Investments in environmental monitoring have led to the emergence of hundreds of new worm species

Investments in environmental monitoring have led to the emergence of hundreds of new worm species

Researchers from the University of Gothenburg assisted the Swedish Environmental Protection Agency in their investment in new DNA methods for environmental monitoring and research – the study led to the discovery of up to 200 new generations of worm species, among other things.

Life on our planet consists of countless species of organisms, including bacteria, fungi, algae, plants, and animals. One political goal is to preserve as much of this diversity as possible. Therefore, the Swedish Environmental Protection Agency has funded eight research projects that focus on the development and implementation of new DNA methods to find more modern ways of monitoring the environment.

One way to assess the health of a deciduous forest is to estimate the amount of worms in the soil fauna. However, simply counting visible worms as individuals is a blind tool for understanding the situation from a diversity perspective. Additionally, it is crucial to have a precise understanding of how many and which worm species are present in the environment. The application of molecular, DNA-based methods for species identification is increasingly becoming common in environmental research and monitoring.

Christer Erséus, a retired professor from the University of Gothenburg, dedicated a significant portion of his research career to this very topic.

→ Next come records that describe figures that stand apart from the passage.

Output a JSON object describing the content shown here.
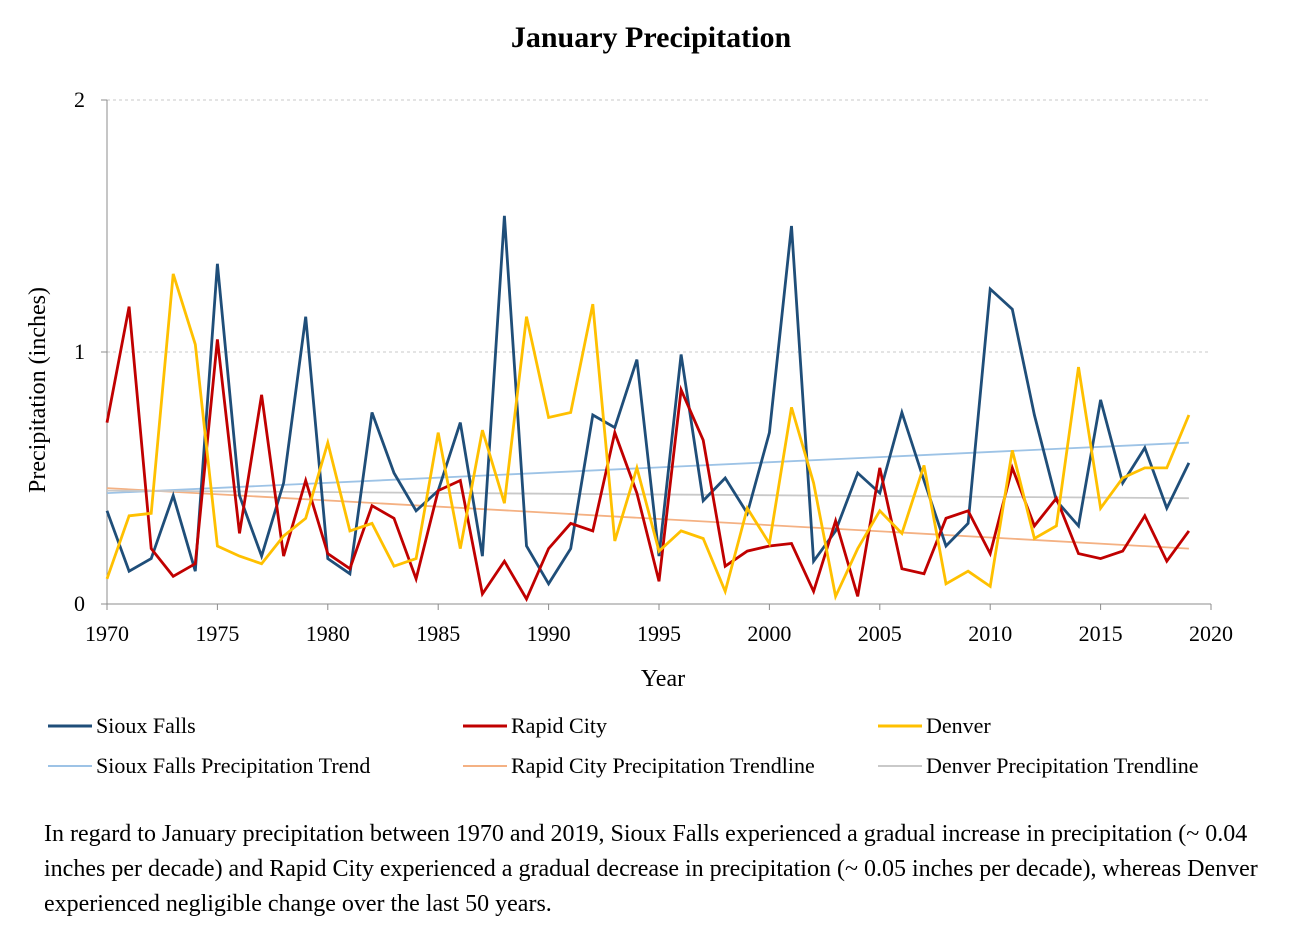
{
  "chart_data": {
    "type": "line",
    "title": "January Precipitation",
    "xlabel": "Year",
    "ylabel": "Precipitation (inches)",
    "xlim": [
      1970,
      2020
    ],
    "ylim": [
      0,
      2
    ],
    "x_ticks": [
      "1970",
      "1975",
      "1980",
      "1985",
      "1990",
      "1995",
      "2000",
      "2005",
      "2010",
      "2015",
      "2020"
    ],
    "y_ticks": [
      "0",
      "1",
      "2"
    ],
    "grid": "horizontal dashed",
    "legend_position": "bottom",
    "x": [
      1970,
      1971,
      1972,
      1973,
      1974,
      1975,
      1976,
      1977,
      1978,
      1979,
      1980,
      1981,
      1982,
      1983,
      1984,
      1985,
      1986,
      1987,
      1988,
      1989,
      1990,
      1991,
      1992,
      1993,
      1994,
      1995,
      1996,
      1997,
      1998,
      1999,
      2000,
      2001,
      2002,
      2003,
      2004,
      2005,
      2006,
      2007,
      2008,
      2009,
      2010,
      2011,
      2012,
      2013,
      2014,
      2015,
      2016,
      2017,
      2018,
      2019
    ],
    "series": [
      {
        "name": "Sioux Falls",
        "color": "#1f4e79",
        "values": [
          0.37,
          0.13,
          0.18,
          0.43,
          0.13,
          1.35,
          0.43,
          0.19,
          0.48,
          1.14,
          0.18,
          0.12,
          0.76,
          0.52,
          0.37,
          0.45,
          0.72,
          0.19,
          1.54,
          0.23,
          0.08,
          0.22,
          0.75,
          0.7,
          0.97,
          0.19,
          0.99,
          0.41,
          0.5,
          0.36,
          0.68,
          1.5,
          0.17,
          0.29,
          0.52,
          0.44,
          0.76,
          0.49,
          0.23,
          0.32,
          1.25,
          1.17,
          0.75,
          0.41,
          0.31,
          0.81,
          0.48,
          0.62,
          0.38,
          0.56
        ]
      },
      {
        "name": "Rapid City",
        "color": "#c00000",
        "values": [
          0.72,
          1.18,
          0.22,
          0.11,
          0.16,
          1.05,
          0.28,
          0.83,
          0.19,
          0.49,
          0.2,
          0.14,
          0.39,
          0.34,
          0.1,
          0.45,
          0.49,
          0.04,
          0.17,
          0.02,
          0.22,
          0.32,
          0.29,
          0.68,
          0.44,
          0.09,
          0.85,
          0.65,
          0.15,
          0.21,
          0.23,
          0.24,
          0.05,
          0.33,
          0.03,
          0.54,
          0.14,
          0.12,
          0.34,
          0.37,
          0.2,
          0.54,
          0.31,
          0.42,
          0.2,
          0.18,
          0.21,
          0.35,
          0.17,
          0.29
        ]
      },
      {
        "name": "Denver",
        "color": "#ffc000",
        "values": [
          0.1,
          0.35,
          0.36,
          1.31,
          1.03,
          0.23,
          0.19,
          0.16,
          0.27,
          0.34,
          0.64,
          0.29,
          0.32,
          0.15,
          0.18,
          0.68,
          0.22,
          0.69,
          0.4,
          1.14,
          0.74,
          0.76,
          1.19,
          0.25,
          0.54,
          0.21,
          0.29,
          0.26,
          0.05,
          0.38,
          0.24,
          0.78,
          0.48,
          0.03,
          0.22,
          0.37,
          0.28,
          0.55,
          0.08,
          0.13,
          0.07,
          0.61,
          0.26,
          0.31,
          0.94,
          0.38,
          0.5,
          0.54,
          0.54,
          0.75
        ]
      },
      {
        "name": "Sioux Falls Precipitation Trend",
        "color": "#9dc3e6",
        "kind": "trend",
        "x": [
          1970,
          2019
        ],
        "values": [
          0.44,
          0.64
        ]
      },
      {
        "name": "Rapid City Precipitation Trendline",
        "color": "#f4b183",
        "kind": "trend",
        "x": [
          1970,
          2019
        ],
        "values": [
          0.46,
          0.22
        ]
      },
      {
        "name": "Denver Precipitation Trendline",
        "color": "#c9c9c9",
        "kind": "trend",
        "x": [
          1970,
          2019
        ],
        "values": [
          0.45,
          0.42
        ]
      }
    ]
  },
  "caption": "In regard to January precipitation between 1970 and 2019, Sioux Falls experienced a gradual increase in precipitation (~ 0.04 inches per decade) and Rapid City experienced a gradual decrease in precipitation (~ 0.05 inches per decade), whereas Denver experienced negligible change over the last 50 years."
}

He led one of the research projects focusing on a group of common small animals, the clitellate worms (Clitellata), both in water and on land.

“We have identified specific DNA markers that can serve as a kind of barcode for easily determining different species of clitellate worms. With the help of these markers, it is now possible to identify the DNA traces of various species in nature (known as environmental DNA or eDNA), which, if expanded to other organisms, could theoretically uncover all species coexisting in a particular environment,” says Christer Erséus.

However, for this approach to work, one would need to have previously analyzed the DNA profile specifically for each species, and mapping all Swedish organisms in this way would take a long time. In the project, researchers only examined the DNA of the focal groups. Using DNA samples obtained from 21,000 worm individuals mostly from northwest Europe, 602 species of clitellate worms could be identified, but not all of them can be associated with known species.

“For many species that we currently characterize molecularly with DNA, we estimate that between 150 and 210 remain undescribed under suitable scientific names. They are simply new to science, and the uncertainty in the numbers stems from our DNA data also distinguishing species not represented by adult individuals in our material,” says Christer Erséus. He further explains that without access to adult animals, these types of worms cannot be confidently assigned to a specific known species.

Earthworms and leeches are the more conspicuous clitellate worms, but hundreds of small species, only a few millimeters in size, are also included in the group. Clitellate worms play important roles in the decomposition of organic matter in nature. However, leeches are predators or parasites. The goal of the project is to compile virtual reference libraries of DNA barcodes for all species.

“The project has taught us a lot about the taxonomic and genetic complexity of our animal group. The conclusion we have reached is that this reference database and similar studies for other organism groups should continue. In the long run, it can mean a lot to monitor species diversity in an apparently changing world,” concludes Christer Erséus.